Commentaire de C. trav. Mons, 21 juin 2017, R.G. 2016/AM/38

Mis en ligne le jeudi 11 janvier 2018


Cour du travail de Mons, 21 juin 2017, R.G. 2016/AM/38

Terra Laboris

Par arrêt du 21 juin 2017, la Cour du travail de Mons fait un rappel complet de la question, analysant en outre l’incidence sur le maintien de l’octroi de la poursuite des études malgré la communication par l’ONEm de sa décision de refus.

Les faits

Après avoir terminé des études professionnelles en secrétariat et sollicité le bénéfice d’allocations de chômage, Madame L. reprend, plus de 4 ans plus tard, des études aux fins d’obtenir un brevet en soins infirmiers. Elle sollicite la dispense prévue à l’article 93 de l’arrêté royal pour l’année scolaire.
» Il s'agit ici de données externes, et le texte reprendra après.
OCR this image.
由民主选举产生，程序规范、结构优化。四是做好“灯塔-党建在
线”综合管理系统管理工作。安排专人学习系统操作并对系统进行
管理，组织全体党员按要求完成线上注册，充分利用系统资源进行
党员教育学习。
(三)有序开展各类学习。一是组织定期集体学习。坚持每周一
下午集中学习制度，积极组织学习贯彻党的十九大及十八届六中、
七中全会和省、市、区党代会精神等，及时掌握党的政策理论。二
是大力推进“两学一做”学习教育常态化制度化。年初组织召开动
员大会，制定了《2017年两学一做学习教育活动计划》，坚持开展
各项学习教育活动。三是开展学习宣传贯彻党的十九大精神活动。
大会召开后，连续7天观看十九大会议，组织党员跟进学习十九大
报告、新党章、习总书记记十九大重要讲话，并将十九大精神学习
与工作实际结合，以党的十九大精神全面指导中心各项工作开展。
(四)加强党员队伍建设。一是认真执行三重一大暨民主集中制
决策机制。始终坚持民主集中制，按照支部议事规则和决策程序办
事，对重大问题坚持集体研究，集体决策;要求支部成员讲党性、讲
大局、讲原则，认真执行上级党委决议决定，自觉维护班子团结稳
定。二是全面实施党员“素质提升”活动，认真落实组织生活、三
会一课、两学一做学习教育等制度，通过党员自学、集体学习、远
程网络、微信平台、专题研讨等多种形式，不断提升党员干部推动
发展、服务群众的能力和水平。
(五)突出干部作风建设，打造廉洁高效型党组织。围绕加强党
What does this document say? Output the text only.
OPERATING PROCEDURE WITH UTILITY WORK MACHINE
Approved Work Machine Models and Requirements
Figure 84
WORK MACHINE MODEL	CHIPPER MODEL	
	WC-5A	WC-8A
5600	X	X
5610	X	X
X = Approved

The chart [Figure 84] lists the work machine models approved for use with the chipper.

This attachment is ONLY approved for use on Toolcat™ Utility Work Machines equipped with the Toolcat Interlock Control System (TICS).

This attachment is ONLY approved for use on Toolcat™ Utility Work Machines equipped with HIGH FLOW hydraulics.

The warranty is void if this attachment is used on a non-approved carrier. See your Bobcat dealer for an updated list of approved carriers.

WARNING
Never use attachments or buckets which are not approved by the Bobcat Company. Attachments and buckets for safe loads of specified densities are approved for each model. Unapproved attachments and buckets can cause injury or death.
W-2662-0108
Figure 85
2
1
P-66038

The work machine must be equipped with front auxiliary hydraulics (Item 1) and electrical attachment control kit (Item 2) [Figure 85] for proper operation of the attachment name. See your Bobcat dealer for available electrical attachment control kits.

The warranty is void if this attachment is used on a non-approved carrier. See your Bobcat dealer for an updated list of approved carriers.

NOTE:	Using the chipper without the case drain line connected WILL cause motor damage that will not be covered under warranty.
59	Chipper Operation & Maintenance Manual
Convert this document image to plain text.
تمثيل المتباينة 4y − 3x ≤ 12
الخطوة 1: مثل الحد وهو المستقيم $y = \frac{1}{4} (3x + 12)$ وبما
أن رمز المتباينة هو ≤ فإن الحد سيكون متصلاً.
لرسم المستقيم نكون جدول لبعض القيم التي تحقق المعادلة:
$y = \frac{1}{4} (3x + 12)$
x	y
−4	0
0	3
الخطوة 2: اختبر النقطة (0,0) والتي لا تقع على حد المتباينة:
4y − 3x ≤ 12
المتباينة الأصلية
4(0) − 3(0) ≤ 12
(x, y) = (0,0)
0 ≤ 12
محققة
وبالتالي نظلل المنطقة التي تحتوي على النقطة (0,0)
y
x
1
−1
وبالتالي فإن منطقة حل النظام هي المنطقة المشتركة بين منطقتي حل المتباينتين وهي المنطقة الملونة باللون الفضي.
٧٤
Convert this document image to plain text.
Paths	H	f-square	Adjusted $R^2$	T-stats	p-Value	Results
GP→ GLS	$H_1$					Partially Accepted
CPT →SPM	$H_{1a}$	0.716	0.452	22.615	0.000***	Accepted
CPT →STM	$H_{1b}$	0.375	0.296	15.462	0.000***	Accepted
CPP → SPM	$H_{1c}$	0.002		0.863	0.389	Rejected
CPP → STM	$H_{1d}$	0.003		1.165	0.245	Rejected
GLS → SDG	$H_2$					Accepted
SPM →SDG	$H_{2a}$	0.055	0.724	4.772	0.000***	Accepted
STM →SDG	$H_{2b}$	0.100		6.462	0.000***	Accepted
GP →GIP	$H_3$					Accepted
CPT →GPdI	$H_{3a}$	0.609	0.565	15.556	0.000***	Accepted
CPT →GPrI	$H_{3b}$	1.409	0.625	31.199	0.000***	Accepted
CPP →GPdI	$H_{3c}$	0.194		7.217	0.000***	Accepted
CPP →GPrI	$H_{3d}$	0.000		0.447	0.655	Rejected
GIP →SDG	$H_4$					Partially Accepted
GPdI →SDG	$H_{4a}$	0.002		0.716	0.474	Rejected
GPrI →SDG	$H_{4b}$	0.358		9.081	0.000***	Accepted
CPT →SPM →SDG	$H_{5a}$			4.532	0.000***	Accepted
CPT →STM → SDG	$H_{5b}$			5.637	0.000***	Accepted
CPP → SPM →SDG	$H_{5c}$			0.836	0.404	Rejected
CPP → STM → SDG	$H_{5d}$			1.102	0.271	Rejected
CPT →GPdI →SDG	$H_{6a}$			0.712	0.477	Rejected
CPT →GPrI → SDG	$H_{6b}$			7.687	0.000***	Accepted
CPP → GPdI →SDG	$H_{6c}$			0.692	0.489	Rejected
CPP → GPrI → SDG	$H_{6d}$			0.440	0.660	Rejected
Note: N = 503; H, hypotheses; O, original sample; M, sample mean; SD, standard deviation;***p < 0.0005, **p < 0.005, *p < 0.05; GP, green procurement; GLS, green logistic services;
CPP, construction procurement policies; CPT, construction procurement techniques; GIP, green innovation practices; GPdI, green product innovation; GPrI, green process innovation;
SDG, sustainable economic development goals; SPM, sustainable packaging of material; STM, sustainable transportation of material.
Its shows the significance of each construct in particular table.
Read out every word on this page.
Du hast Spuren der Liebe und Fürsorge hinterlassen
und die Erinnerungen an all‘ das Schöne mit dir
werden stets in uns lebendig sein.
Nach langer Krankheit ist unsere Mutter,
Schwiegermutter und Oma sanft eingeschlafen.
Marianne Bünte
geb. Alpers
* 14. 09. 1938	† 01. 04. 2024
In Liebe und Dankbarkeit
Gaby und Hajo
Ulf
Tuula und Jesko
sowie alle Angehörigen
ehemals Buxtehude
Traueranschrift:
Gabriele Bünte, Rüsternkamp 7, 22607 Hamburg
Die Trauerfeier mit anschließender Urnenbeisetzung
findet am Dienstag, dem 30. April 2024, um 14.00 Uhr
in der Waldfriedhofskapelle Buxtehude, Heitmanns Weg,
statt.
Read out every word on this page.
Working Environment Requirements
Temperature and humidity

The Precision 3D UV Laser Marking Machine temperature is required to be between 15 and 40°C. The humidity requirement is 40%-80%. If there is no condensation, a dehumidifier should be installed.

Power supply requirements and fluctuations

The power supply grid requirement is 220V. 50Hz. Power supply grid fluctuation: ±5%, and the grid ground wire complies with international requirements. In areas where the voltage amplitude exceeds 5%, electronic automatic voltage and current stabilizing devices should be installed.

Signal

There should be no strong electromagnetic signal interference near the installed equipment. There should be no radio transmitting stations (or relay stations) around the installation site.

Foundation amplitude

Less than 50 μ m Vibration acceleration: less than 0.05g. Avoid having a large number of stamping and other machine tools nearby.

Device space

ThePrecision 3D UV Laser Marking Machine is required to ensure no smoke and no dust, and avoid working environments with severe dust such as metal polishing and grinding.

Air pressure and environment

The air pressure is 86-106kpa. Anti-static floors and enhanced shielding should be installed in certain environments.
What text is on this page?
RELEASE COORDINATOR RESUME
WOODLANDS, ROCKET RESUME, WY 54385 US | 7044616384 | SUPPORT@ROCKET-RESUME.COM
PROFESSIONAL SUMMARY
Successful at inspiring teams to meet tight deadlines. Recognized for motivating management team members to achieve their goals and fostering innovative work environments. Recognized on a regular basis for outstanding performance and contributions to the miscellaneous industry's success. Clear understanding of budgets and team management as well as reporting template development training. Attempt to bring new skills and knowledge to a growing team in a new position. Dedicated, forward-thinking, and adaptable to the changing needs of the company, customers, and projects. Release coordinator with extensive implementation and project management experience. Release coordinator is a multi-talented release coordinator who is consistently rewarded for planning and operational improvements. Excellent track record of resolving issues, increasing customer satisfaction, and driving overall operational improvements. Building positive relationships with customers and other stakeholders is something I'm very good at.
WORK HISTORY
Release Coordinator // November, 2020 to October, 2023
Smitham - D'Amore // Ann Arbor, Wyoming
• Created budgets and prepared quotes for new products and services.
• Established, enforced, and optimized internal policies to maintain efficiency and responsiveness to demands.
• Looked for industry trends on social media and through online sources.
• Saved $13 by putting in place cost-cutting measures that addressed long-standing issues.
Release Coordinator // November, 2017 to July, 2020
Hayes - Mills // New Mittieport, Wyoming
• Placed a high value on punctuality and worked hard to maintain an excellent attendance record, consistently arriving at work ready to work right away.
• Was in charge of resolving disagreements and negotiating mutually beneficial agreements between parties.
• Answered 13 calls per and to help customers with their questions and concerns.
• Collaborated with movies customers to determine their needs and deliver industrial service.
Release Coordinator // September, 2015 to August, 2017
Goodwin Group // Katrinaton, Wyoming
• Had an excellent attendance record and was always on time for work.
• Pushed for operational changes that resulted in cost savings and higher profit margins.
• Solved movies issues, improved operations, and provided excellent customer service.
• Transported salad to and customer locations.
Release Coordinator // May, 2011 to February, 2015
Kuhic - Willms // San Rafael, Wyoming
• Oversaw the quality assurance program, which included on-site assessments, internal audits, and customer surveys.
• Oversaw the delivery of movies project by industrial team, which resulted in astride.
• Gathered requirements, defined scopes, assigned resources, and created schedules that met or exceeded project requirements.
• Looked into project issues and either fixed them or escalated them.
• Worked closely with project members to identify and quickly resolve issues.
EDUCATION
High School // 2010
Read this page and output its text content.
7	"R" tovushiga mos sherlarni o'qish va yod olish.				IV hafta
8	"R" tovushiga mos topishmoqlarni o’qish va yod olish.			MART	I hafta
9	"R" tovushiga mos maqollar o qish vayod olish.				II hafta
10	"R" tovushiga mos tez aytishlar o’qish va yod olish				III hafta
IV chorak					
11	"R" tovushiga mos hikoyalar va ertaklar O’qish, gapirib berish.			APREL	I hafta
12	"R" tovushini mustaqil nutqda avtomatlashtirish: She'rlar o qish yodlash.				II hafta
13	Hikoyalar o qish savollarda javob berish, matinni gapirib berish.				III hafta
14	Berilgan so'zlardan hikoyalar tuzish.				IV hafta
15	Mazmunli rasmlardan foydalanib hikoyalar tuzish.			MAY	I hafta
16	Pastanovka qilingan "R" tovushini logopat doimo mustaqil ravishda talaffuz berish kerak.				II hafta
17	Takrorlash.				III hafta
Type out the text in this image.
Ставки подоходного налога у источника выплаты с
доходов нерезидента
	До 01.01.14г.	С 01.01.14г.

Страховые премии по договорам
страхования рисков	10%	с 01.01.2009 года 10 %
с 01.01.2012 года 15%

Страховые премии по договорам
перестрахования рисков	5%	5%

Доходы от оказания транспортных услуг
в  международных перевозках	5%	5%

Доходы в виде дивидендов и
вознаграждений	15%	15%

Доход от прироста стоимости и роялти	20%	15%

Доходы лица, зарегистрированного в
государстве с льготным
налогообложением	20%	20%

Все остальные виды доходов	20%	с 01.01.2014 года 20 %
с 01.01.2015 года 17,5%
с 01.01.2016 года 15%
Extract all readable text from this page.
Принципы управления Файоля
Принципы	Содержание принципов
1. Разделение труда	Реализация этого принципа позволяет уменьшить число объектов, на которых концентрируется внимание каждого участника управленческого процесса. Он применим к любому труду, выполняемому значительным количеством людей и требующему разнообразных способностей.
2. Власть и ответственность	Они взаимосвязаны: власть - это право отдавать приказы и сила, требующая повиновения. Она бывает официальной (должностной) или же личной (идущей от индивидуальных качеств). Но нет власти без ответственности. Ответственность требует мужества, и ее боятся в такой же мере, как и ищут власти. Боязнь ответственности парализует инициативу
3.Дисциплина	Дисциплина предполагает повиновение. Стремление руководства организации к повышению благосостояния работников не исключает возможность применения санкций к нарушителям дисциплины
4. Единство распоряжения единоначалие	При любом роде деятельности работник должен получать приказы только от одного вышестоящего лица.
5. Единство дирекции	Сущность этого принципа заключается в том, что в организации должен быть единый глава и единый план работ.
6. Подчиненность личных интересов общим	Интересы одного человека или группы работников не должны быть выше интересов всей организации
La première année comporte une moyenne de 27 crédits et les cours se déroulent principalement en semaine avant 17 heures. La dispense est accordée et l’année scolaire est réussie, ce qui amène l’ONEm à prolonger celle-ci. L’intéressée échoue cependant à l’issue de la deuxième année. Elle change alors d’établissement et demande une nouvelle dispense, qui est – cette fois – refusée, au motif qu’elle n’a pas réussi l’année d’études précédente.

L’intéressée poursuit néanmoins ses études et les allocations de chômage continuent à lui être versées.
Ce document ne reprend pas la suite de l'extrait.